Confidentiality and security
Confidentiality refers to the protection of the information that is processed and stored.

It essentially means limiting the information to the people that are supposed to have access to it. In order to achieve this the administrative settings, configurations settings, security settings and of course user credentials must be strategically implemented and tightly controlled.

These controls should be placed on the video conference environment (hardware/software/firewalls) but also on the users themselves. There should be processes in place for the strength of passwords, the provision of privileges and access, and for the monitoring of unauthorised or inappropriate communications.

Integrity of data flow
Integrity refers to the quality, wholeness and completeness of the communication.

Any information passed through video conferencing needs to be accurate and as intended. Any accidental or deliberate manipulation of the data flow can cause serious impairment to the collaboration process. Therefore, digital signatures and digital certificates should be in place to ensure integrity of data flow.

Availability of functionality
Availability refers to access to the software and hardware.

There can be deliberate threats and attacks, such as the recent denial of service attacks which we have seen on many systems around the world. There can also be environmental conditions and modifications that can cause availability issues, or device malfunctions and failures.

In order to ensure availability the environment must be protected as much as possible. In certain situations the environments are inherently non-secure, but still as much as possible should be done, such as deploying high level firewalls with strict access controls, controlling the number of people that can update and manage hardware and software, putting in place backup procedures and routine maintenance schedules, and strictly controlling the integration of 3rd party applications.

In any situation availability is a balancing act between performance and cost; where the tipping point between performance and cost is related to the importance of the video conferencing function. As the applications become more mission-critical there is bigger lean towards the need for availability outweighing the requirement of cost control. This may mean more expensive hardware, and tighter security protocols.

Accountability driving security
Accountability refers to the ability to log and proactively track managerial tasks, and communication and collaboration sessions.

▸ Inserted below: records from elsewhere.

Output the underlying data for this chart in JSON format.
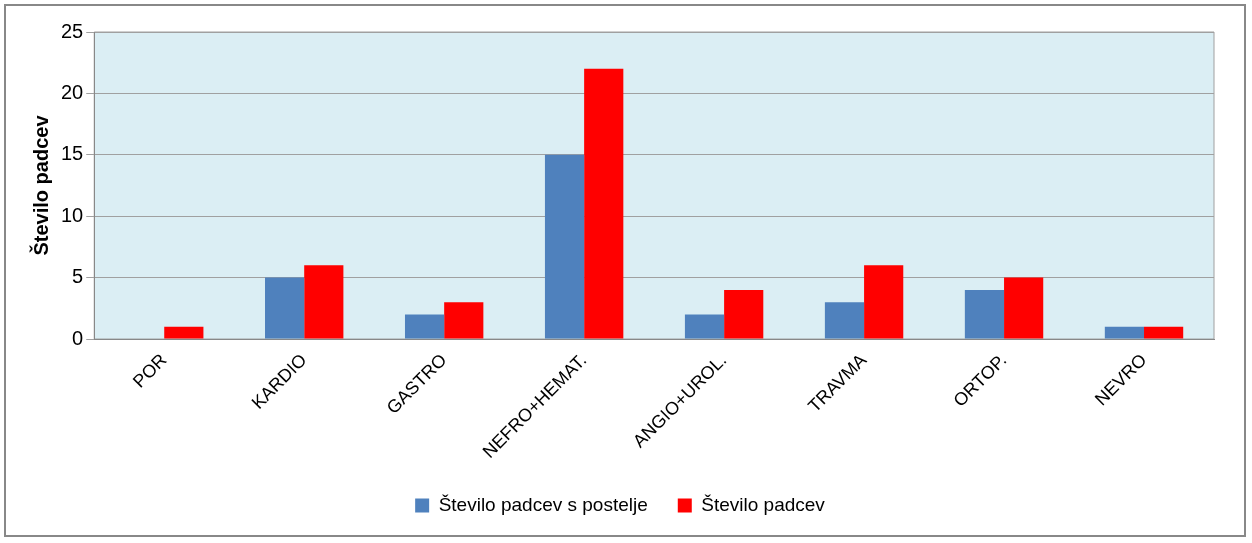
{
  "chart_data": {
    "type": "bar",
    "ylabel": "Število padcev",
    "categories": [
      "POR",
      "KARDIO",
      "GASTRO",
      "NEFRO+HEMAT.",
      "ANGIO+UROL.",
      "TRAVMA",
      "ORTOP.",
      "NEVRO"
    ],
    "series": [
      {
        "name": "Število padcev s postelje",
        "color": "#4f81bd",
        "values": [
          0,
          5,
          2,
          15,
          2,
          3,
          4,
          1
        ]
      },
      {
        "name": "Število padcev",
        "color": "#ff0000",
        "values": [
          1,
          6,
          3,
          22,
          4,
          6,
          5,
          1
        ]
      }
    ],
    "ylim": [
      0,
      25
    ],
    "yticks": [
      0,
      5,
      10,
      15,
      20,
      25
    ],
    "grid": "y",
    "legend": "bottom"
  }
}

This involves monitoring user activities, such as logins and file transfers, communication session information, and any violations of security protocols. Tracking functions provide the ability to ensure that people are doing what they should be doing with the technology, and therefore that security is not being jeopardised by user behaviour.

What do you need to do?
The takeaway here really is that you need to understand how sensitive your communications are, and implement an appropriate level of security. If you are serious about security you need to do a security audit regularly of the 4 main security areas to ensure that the protocols that you have in place are fit for purpose. This provides you with a basis for conversation amongst your internal security professionals, or with the third party video conferencing company with whom you engage.

Thankfully, companies like Polycom, Lifesize and Cisco invest heavily in research and development of security capabilities, and we have experts on hand to help you understand what is best for your company.

Shawn Dainas, a Polycom spokesman, explains that auto-answer is normally on by default on their installations; certainly frowned upon by Moore. However, there are password protections, auto-mute and camera control lock functions that enable appropriate security controls. Dainas explains that the “security levels have been designed to make it easy for our customers to enable security that is appropriate to their business.”

When setting up your system you should be clear on the status of auto-answer, and should put your system behind an appropriately secure firewall. If you do that then the security features of installations from the leading suppliers are capable of doing the rest. All you need to do is tell the administrators how secure you want to be.